Where was her father, to whom she had seemed so devotedly attached when I first knew her? Even supposing he was dead, why was he ignored in that inscription, save for the mere mention of his surname, the only indication of her mixed parentage. She had never spoken of him since that day at the hunting-lodge when she had said I must ask nothing concerning him. I had obeyed her in that, as in all else, and had even refrained from questioning Vassilitzi or any other who might have been able to tell me anything about Anthony Pendennis. Besides, there had been no time for queries or conjectures during all the feverish excitement of these days in Warsaw. But now, in this brief and solemn interlude, all the old problems recurred to my mind, as I stood on guard in the death-chamber; and I knew that I could never hope to solve them.
The ceremony was over at last. As in a dream I followed the others, and, at a low-spoken word of command, filed past the catafalque, with a last military salute, though I was no longer in uniform, for Mishka had brought me a suit of civilian clothes.
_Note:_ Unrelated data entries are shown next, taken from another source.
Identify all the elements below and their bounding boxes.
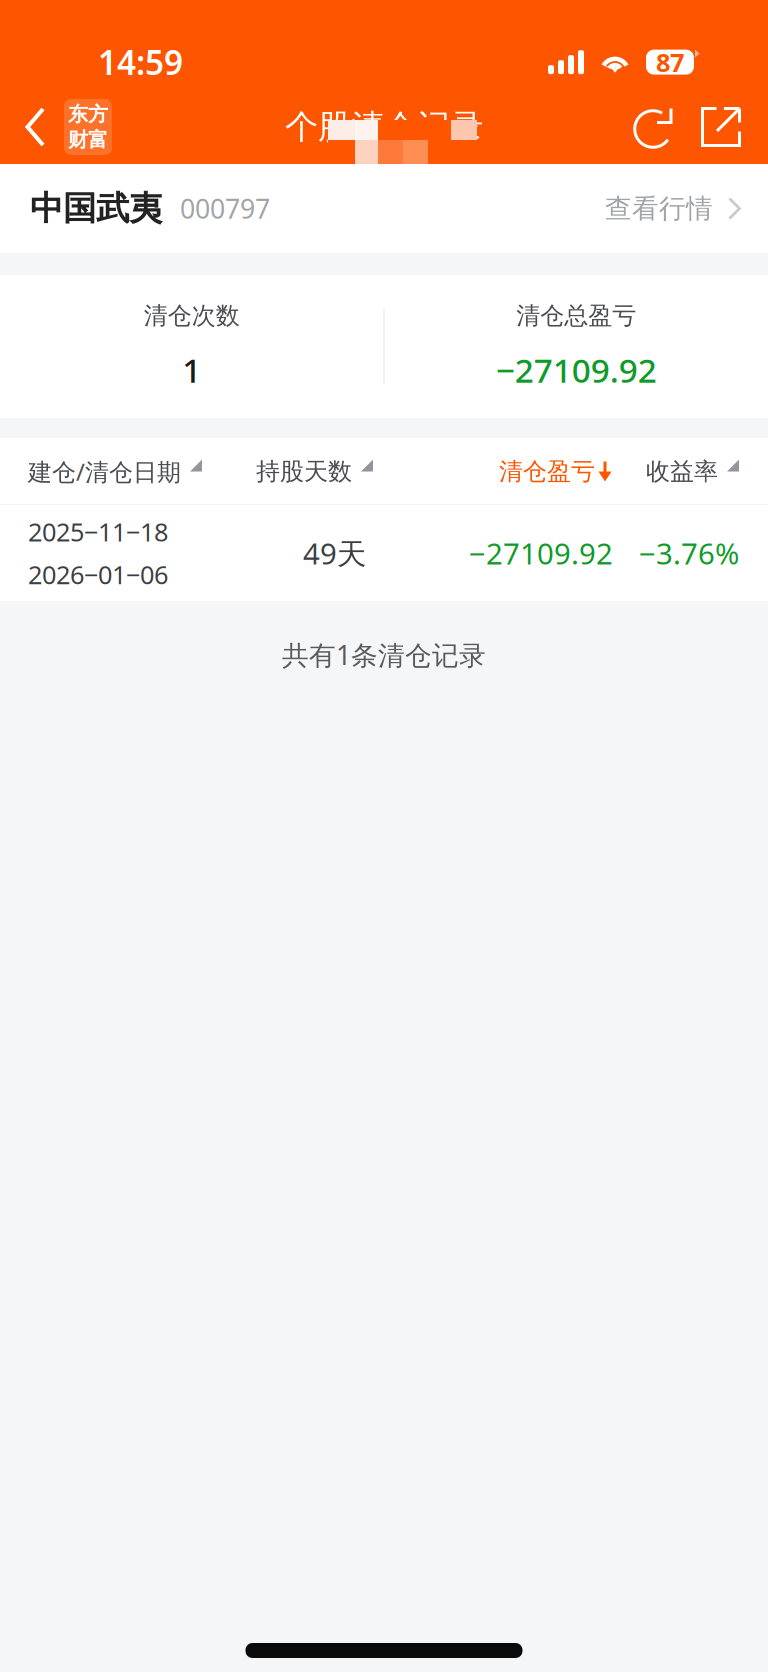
button[interactable]: 刷新: [620, 90, 688, 164]
button[interactable]: 收益率: [613, 438, 739, 505]
staticText: 东方: [68, 102, 108, 126]
staticText: −3.76%: [639, 534, 739, 572]
staticText: 1: [182, 348, 201, 392]
staticText: −27109.92: [496, 348, 657, 392]
staticText: 个股清仓记录: [285, 106, 483, 147]
staticText: 2025−11−18: [28, 515, 168, 548]
staticText: 49天: [303, 534, 366, 572]
staticText: 87: [656, 45, 684, 79]
staticText: −27109.92: [469, 534, 613, 572]
button[interactable]: 分享: [688, 90, 754, 164]
staticText: 清仓盈亏: [499, 457, 595, 486]
staticText: 共有1条清仓记录: [282, 637, 486, 672]
staticText: 中国武夷: [30, 188, 162, 229]
staticText: 清仓总盈亏: [516, 301, 636, 331]
staticText: 2026−01−06: [28, 558, 168, 591]
staticText: 14:59: [98, 40, 183, 84]
staticText: 收益率: [646, 457, 718, 486]
staticText: 持股天数: [256, 457, 352, 486]
button[interactable]: 持股天数: [256, 438, 413, 505]
button[interactable]: 中国武夷: [0, 164, 768, 253]
button[interactable]: 2025−11−18: [0, 505, 768, 601]
button[interactable]: 清仓盈亏: [413, 438, 613, 505]
button[interactable]: 建仓/清仓日期: [28, 438, 256, 505]
staticText: 000797: [180, 191, 270, 226]
staticText: 清仓次数: [144, 301, 240, 331]
staticText: 建仓/清仓日期: [28, 456, 181, 488]
button[interactable]: 返回东方财富: [0, 90, 126, 164]
staticText: 财富: [68, 128, 108, 152]
staticText: 查看行情: [605, 192, 713, 225]
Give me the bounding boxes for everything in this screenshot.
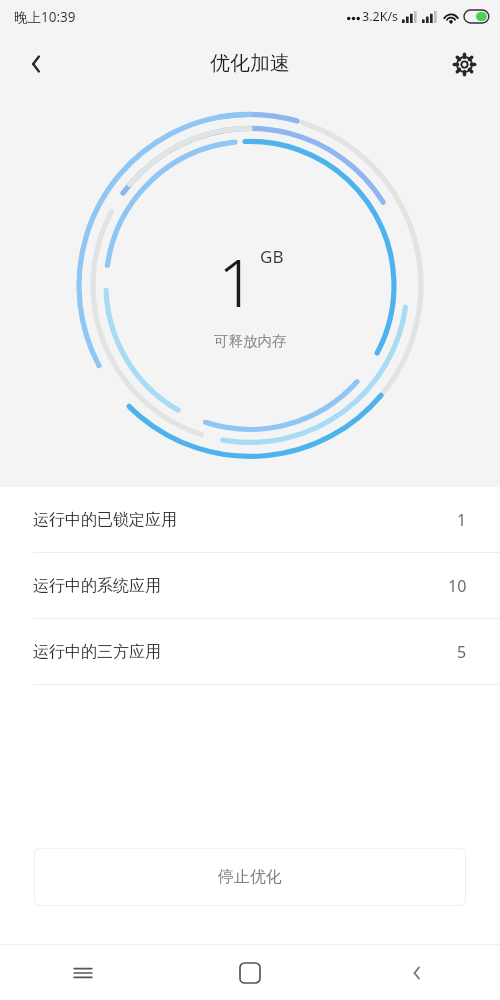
staticText: 运行中的已锁定应用 (33, 510, 177, 530)
button[interactable]: Home (166, 945, 333, 1000)
staticText: 运行中的系统应用 (33, 576, 161, 596)
staticText: 优化加速 (210, 51, 290, 76)
staticText: 停止优化 (218, 867, 282, 887)
button[interactable]: 运行中的已锁定应用 (0, 487, 500, 552)
staticText: 运行中的三方应用 (33, 642, 161, 662)
button[interactable]: Settings (438, 38, 490, 90)
staticText: 1 (218, 236, 256, 326)
staticText: 可释放内存 (214, 332, 287, 350)
button[interactable]: 运行中的三方应用 (0, 619, 500, 684)
staticText: 10 (448, 575, 467, 597)
staticText: 5 (457, 641, 467, 663)
staticText: 1 (457, 509, 467, 531)
button[interactable]: Menu (0, 945, 166, 1000)
staticText: 3.2K/s (362, 8, 399, 25)
button[interactable]: 运行中的系统应用 (0, 553, 500, 618)
staticText: 晚上10:39 (14, 8, 76, 26)
button[interactable]: 停止优化 (34, 848, 466, 906)
button[interactable]: Back (333, 945, 500, 1000)
button[interactable]: Back (10, 38, 62, 90)
staticText: GB (260, 245, 284, 268)
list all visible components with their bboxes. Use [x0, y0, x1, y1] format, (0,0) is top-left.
In the same dazed way I found myself later riding near the head of the procession that passed through the dark silent streets, and out into the open country. I didn’t even feel any curiosity or astonishment that a strong escort of regular cavalry—lancers—accompanied us, or when I recognized the officer in command as young Mirakoff, whom I had last seen on the morning when I was on my way to prison in Petersburg. He didn’t see me,—probably he wouldn’t have known me if he had,—and to this day I don’t know how he and his men came to be there, or how the whole thing was arranged. Anyhow, none molested us; and slowly, through the sleeping city, and along the open road, the cortège passed, ghostlike, in the dead of night. The air was piercingly cold, but the sky was clear, like a canopy of velvet spangled with great stars.
Mishka rode beside me, and at last, when we seemed to have been riding for an eternity, he laid his hand on my rein, and whispered hoarsely, “Now.”
Almost without a sound we left the ranks, turned up a cross-road, and, wheeling our horses at a few paces distant, waited for the others to go by; more unreal, more dreamlike than ever. Save for the steady tramp of the horses’ feet, the subdued jingle of the harness and accoutrements, they might have been a company of phantoms. I saw the gleam of the white pall above the black bulk of the open hearse,—watched it disappear in the darkness, and knew that the Grand Duchess had passed out of my life forever.
Still I sat, bareheaded, until the last faint sounds had died away, and the silence about us was only broken by the night whisper of the bare boughs above us.
“Come; for we have yet far to go,” Mishka said aloud, and started down the cross-road at a quick trot.